I used to be a rebel against any sort of authority a couple of years ago, but I guess I’ve changed since then. I guess it’s just another form of passivity, nothing more.
Or maybe it’s that since I’ve turned eighteen, I’ve become more mature and yada yada yada [mom’d guffaw at that] and understand the reason behind the rules [stop that, ma!], or maybe it’s just that I hate neo-pseudo-rebel movies like Rang De Basanti where people are shown breaking rules for a supposedly worthy cause.
Or I’m peeved with Shobhaa De’s and Antara Dev Sen’s irritating pieces on the Jaimala episode. For the uninitiated, there’s this retired [and here, I mean re-ally-tired] starlet who confessed lately to the Sabarimala Temple authorities that she’s the woman who entered the Sanctum Sanctorum of the temple twenty years ago. And she did so because there was some ritual performed in which the God himself listed out the things he was displeased with, one of which was that a woman had entered the shrine [it happens to be off-limits for women] twenty years ago.
There has been an outpouring of support for this woman from women activists who say she did nothing wrong, women need God more than men, to hell with these antiquated rules and such things that they reserve to say when one of those high-profile women seem to be in the line of fire.
I agree there’s heck lot of discrimination against women. And also that there are people who take the ‘women-are-not-pure’ piece of crap thing too far, like a godman who once cursed a little girl who happened to touch his feet. But hell, the temple has some rules. The basis behind which most people are not well-versed with. These protestors are so very ignorant that they oppose something they don’t know much about, without even bothering to understand it.
This incident reminded me of another at the Bangalore Club a few years back. This Club is, I guess, slightly exclusivist or something like that, and has a huge Raj hangover. It has a formals-only dress code, I suppose, for one Bangalore University professor or some intellectual big-shot in Bangalore happened to be denied entry when he tried to attend some event there in a dhoti.
This guy went to the media and made a big hoo-haa out of it. And how! “This attire is fine enough for me to give a lecture at <wow-sounding phoren university name>, but is inappropriate for the Bangalore club!”

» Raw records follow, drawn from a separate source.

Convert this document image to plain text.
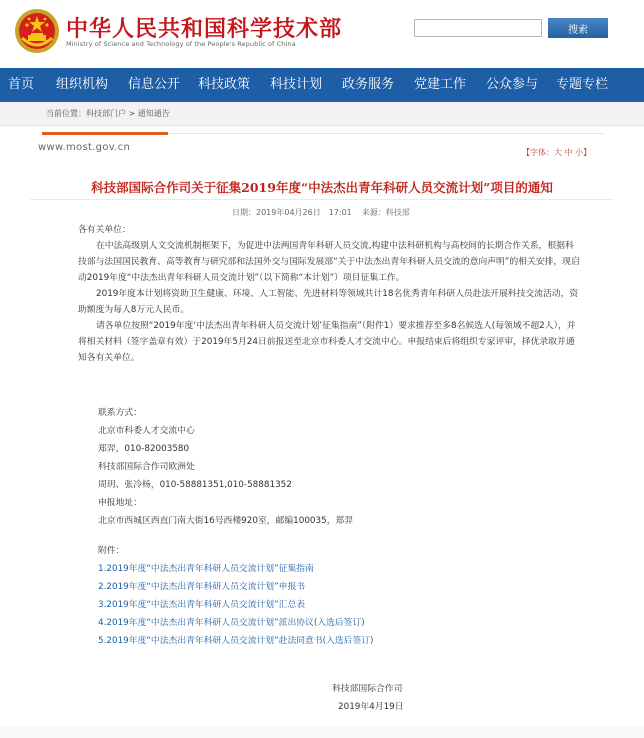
中华人民共和国科学技术部
Ministry of Science and Technology of the People's Republic of China
搜索
首页 组织机构 信息公开 科技政策 科技计划 政务服务 党建工作 公众参与 专题专栏
当前位置：科技部门户 > 通知通告
www.most.gov.cn	【字体：大 中 小】
科技部国际合作司关于征集2019年度“中法杰出青年科研人员交流计划”项目的通知
日期：2019年04月26日　17:01 来源：科技部
各有关单位：
在中法高级别人文交流机制框架下，为促进中法两国青年科研人员交流,构建中法科研机构与高校间的长期合作关系，根据科技部与法国国民教育、高等教育与研究部和法国外交与国际发展部“关于中法杰出青年科研人员交流的意向声明”的相关安排，现启动2019年度“中法杰出青年科研人员交流计划”（以下简称“本计划”）项目征集工作。
2019年度本计划将资助卫生健康、环境、人工智能、先进材料等领域共计18名优秀青年科研人员赴法开展科技交流活动，资助额度为每人8万元人民币。
请各单位按照“2019年度‘中法杰出青年科研人员交流计划’征集指南”（附件1）要求推荐至多8名候选人(每领域不超2人），并将相关材料（签字盖章有效）于2019年5月24日前报送至北京市科委人才交流中心。申报结束后将组织专家评审，择优录取并通知各有关单位。
联系方式：
北京市科委人才交流中心
郑羿，010-82003580
科技部国际合作司欧洲处
周玥、张冷杨，010-58881351,010-58881352
申报地址：
北京市西城区西直门南大街16号西楼920室，邮编100035，郑羿
附件：
1.2019年度“中法杰出青年科研人员交流计划”征集指南
2.2019年度“中法杰出青年科研人员交流计划”申报书
3.2019年度“中法杰出青年科研人员交流计划”汇总表
4.2019年度“中法杰出青年科研人员交流计划”派出协议(入选后签订)
5.2019年度“中法杰出青年科研人员交流计划”赴法同意书(入选后签订)
科技部国际合作司
2019年4月19日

That really had people reeling. The media lapped it all up: the topic for People Power segment in the Sunday paper was ‘Do we still need to stick with Raj rules’ [or something to that effect, I don’t recall it too well].
What people forgot is that the rules have been framed with specific objectives [in the case of Bangalore Club, was it ‘Locals keep out’?]in mind. Which most people stay ignorant of. There may be a thousand and one situations where the rule might not be appropriate, but they are insufficient for the million more situations which can get out of hand if not for these rules.
‘Rules are meant to be broken’ sounds great on TV and in the movies and from Roark, but doesn’t hold well for a society that’s striving to achieve high standards of discipline and tolerance. If the rules seem to have gotten obsolete, it’s time to give them a rethink. Arbitrary breaking of rules may be done to cause an effect to sensationalize that the rule might have become obsolete, but isn’t the right way to go at all. There are better ways to go about changing the rules, and there needs to be a good system to do THAT, if there isn’t already.
‘Coz breaking the rules shouldn’t become the rule.
Talking of rules, just another week until I get back to that curfew’d hostel where girls are prohibited from wandering around after 9 PM. No, I wouldn’t dream of breaking that one, it’s for my own protection – At exactly 8:59:59 PM everyday, the campus turns unsafe for girls – So unsafe that the Watch-n-Ward officer, the entire security force of the college, S’kal Police, the Deans, the Professors, Assistant Professors, Lecturers, Wardens and entire student population are powerless enough to be unable to defend us against the Force of Evil that emerges just to harm us four hundred or so girls.